Brother of Genghis Khan (1168–1246)

Temüge (Тэмүгэ) (c. 1168–1246) was the youngest brother of Genghis Khan, fourth son of Yesugei.

== Early life ==
The Secret History of the Mongols states that "when Temujin was 9 years of age, Temüge was three years old." As the youngest son, he received a prefix to the name "otchigin" (diminutive form of "отгон" or “otgon” meaning "junior", Also Ot (Fire) Tegin (Junior member of Khan family) as old Turkic), who in the family is always a "guardian of the family and home", and therefore is often referred to as Temüge-otchigin or simply Otchigin. In childhood and adolescence was somewhat spoiled by his mother and older brothers, inclined to luxury, but was "courageous, powerful and quick in battle" that was recognized even by the family's enemies. When the Böö, Kokochu (Teb-Tengri) started dragging the power over the Mongols to his own family, Genghis Khan sanctioned Temüge to kill Kokochu in an orchestrated wrestling match.

== Interim ruler ==
As the youngest male offspring, Temüge and his mother, by Mongol traditions, were allotted the most land and people by Genghis Khan during his coronation. He seems to have been the least warlike of the brothers, and was criticized by Genghis himself as lazy and shiftless. However, Temüge was a skilled politician and capable ruler, who, alongside his mother Hoelun, ruled the Mongol heartland in his elder brothers' absence while they engaged in military campaigns. He appears to have had intellectual leanings, first coming under the influence of the conquered Xia and Jin cultures and then taking an active interest in the other cultures encompassed in the Mongol Empire.

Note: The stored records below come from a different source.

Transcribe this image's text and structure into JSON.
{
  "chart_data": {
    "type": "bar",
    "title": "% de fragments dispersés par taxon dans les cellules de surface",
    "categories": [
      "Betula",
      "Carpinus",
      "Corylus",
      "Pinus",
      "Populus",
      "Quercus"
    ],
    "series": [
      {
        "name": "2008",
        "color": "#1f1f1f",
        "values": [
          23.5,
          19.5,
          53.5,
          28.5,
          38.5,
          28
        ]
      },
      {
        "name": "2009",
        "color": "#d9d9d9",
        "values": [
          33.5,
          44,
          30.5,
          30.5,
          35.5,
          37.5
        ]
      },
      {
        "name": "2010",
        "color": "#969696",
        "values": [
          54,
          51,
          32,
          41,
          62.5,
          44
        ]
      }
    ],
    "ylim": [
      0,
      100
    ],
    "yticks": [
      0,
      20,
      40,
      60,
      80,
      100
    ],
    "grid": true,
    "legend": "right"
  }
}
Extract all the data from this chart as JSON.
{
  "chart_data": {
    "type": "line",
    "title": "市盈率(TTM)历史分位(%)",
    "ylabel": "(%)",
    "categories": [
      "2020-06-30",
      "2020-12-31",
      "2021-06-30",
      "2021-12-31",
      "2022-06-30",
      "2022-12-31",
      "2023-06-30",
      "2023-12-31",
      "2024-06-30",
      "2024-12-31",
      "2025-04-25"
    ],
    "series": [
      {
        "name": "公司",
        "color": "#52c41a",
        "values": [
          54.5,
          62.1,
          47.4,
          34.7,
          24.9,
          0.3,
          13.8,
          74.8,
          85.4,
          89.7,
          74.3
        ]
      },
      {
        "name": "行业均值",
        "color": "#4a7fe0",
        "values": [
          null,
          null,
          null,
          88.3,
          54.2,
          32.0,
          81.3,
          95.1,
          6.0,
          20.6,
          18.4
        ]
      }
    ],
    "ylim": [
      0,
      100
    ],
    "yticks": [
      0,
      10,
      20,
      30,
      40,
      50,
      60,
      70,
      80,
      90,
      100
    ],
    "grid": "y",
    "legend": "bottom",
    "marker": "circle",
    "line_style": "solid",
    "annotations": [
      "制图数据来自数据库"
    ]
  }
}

Temüge attempted to enter the main political arena after the death of Ögedei Khan, his nephew and son of Genghis Khan, in 1241. At that time, Ogedei's son Güyük Khan was engaged in the "Western campaign" in Russia and Europe. Temüge-otchigin tried to seize the throne, but was prevented by Töregene, Ogedei's widow and Güyük's mother. After the 1246 kurultai elected Güyük as great khan, Temüge was executed.